Transient failures are retried automatically up to retryMaxAttempts total attempts using exponential backoff with full jitter. The following status codes are retried: 429, 500, 502, 503, 504. Network-level failures (e.g. DNS, socket errors) are also retried. A 429 response that includes a Retry-After header has that delay honoured in preference to the calculated backoff. A core.warning() is logged before each retry, showing the attempt number, status code, and delay.
postIssue() / postDiscussion()
postIssue uses an update-first strategy:
- List open assessment issues for the same branch
- If one exists, update its title and body in-place (preserving issue number, URL, and comment history). Extra duplicates are deleted.
- If none exists, create a fresh issue.
postDiscussion follows a supersession pattern:
- List open assessment discussions for the same branch
- Delete each superseded discussion
- Create a fresh discussion with the latest report
postDiscussion uses the GraphQL API (not REST) because GitHub's REST API does not support creating Discussions.
Security considerations
- Shell injection prevention: all
gitcalls usespawnSyncwith an explicit argument array — no shell string interpolation.
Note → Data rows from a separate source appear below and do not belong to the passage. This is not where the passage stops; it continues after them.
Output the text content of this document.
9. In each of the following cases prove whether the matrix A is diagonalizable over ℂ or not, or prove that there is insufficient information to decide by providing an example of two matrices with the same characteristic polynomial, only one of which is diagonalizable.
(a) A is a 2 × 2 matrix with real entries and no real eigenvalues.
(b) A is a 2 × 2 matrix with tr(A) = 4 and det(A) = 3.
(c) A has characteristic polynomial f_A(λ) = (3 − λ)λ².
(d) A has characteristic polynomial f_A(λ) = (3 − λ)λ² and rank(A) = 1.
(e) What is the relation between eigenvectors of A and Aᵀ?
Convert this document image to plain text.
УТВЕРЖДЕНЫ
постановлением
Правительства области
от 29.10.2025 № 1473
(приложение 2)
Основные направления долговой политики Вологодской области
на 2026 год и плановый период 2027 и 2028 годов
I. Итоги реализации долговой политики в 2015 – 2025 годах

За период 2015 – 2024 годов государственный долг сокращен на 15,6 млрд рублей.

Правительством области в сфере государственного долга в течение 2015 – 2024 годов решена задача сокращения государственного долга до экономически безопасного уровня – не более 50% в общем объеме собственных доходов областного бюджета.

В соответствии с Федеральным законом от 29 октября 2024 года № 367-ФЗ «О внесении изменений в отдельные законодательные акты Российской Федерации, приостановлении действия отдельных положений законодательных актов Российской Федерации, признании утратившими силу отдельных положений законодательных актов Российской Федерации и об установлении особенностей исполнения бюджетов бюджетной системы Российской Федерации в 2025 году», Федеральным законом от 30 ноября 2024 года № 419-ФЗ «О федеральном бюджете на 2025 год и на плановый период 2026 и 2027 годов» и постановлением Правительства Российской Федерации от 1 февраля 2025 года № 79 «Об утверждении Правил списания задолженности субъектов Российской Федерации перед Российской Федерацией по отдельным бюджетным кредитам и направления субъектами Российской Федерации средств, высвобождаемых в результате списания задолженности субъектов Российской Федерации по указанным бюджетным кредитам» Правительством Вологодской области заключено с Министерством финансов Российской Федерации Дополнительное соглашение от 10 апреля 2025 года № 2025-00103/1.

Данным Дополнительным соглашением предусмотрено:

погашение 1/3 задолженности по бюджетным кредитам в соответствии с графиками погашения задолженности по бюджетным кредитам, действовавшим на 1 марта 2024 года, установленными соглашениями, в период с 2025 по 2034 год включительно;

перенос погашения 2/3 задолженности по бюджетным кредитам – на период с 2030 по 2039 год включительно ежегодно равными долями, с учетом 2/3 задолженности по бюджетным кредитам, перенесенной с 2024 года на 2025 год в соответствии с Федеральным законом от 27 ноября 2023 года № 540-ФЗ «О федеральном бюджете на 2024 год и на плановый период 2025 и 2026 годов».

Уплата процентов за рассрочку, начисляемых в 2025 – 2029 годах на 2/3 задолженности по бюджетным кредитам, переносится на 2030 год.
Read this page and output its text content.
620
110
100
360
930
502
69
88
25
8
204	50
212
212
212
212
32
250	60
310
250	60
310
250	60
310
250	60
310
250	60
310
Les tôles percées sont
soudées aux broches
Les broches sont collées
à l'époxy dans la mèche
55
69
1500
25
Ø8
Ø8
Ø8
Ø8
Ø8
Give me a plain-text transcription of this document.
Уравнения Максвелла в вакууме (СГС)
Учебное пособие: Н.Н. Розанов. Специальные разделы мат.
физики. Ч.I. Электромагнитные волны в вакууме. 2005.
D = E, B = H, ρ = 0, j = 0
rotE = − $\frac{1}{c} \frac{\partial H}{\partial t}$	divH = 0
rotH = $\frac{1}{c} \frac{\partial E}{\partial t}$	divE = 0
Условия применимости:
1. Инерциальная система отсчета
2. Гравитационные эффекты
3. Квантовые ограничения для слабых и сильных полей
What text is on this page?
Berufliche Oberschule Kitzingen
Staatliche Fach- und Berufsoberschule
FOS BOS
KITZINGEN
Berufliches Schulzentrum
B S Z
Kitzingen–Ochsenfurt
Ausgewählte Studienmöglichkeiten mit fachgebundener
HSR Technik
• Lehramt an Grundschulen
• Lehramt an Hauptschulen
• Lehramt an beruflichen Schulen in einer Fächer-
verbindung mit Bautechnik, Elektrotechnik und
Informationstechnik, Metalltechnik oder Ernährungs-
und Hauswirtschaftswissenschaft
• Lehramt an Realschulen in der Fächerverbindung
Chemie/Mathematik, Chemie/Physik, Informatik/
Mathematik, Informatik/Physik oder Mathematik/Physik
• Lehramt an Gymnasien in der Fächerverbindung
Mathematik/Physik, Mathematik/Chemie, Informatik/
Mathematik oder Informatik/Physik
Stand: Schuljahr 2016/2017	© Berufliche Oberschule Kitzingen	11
SHAs are validated withsanitiseSha()before use. - Secret masking: the external API key is registered with
core.setSecret()before any API call, preventing it from appearing in workflow logs. - Minimal permissions: the action only requests the permissions it needs for the chosen delivery method.
Docker image build
The image uses a multi-stage Dockerfile:
Stage 1 — rmcm-builder (rust:slim-bookworm)
│
│ git clone --branch production
│ https://github.com/NSCC-ITC-Assessment/comment-remover
│
│ cargo build --release ──► /build/target/release/rmcm
│
▼
Stage 2 — final image (node:26-slim)
│
├── COPY --from=rmcm-builder /build/target/release/rmcm /usr/local/bin/rmcm
├── pnpm install --prod
└── COPY src/ entrypoint.sh
rmcm (the comment-stripping binary from NSCC-ITC-Assessment/comment-remover) is compiled from source at image-build time. The Rust build stage is discarded after compilation, so the final image contains only the compiled binary alongside the Node runtime.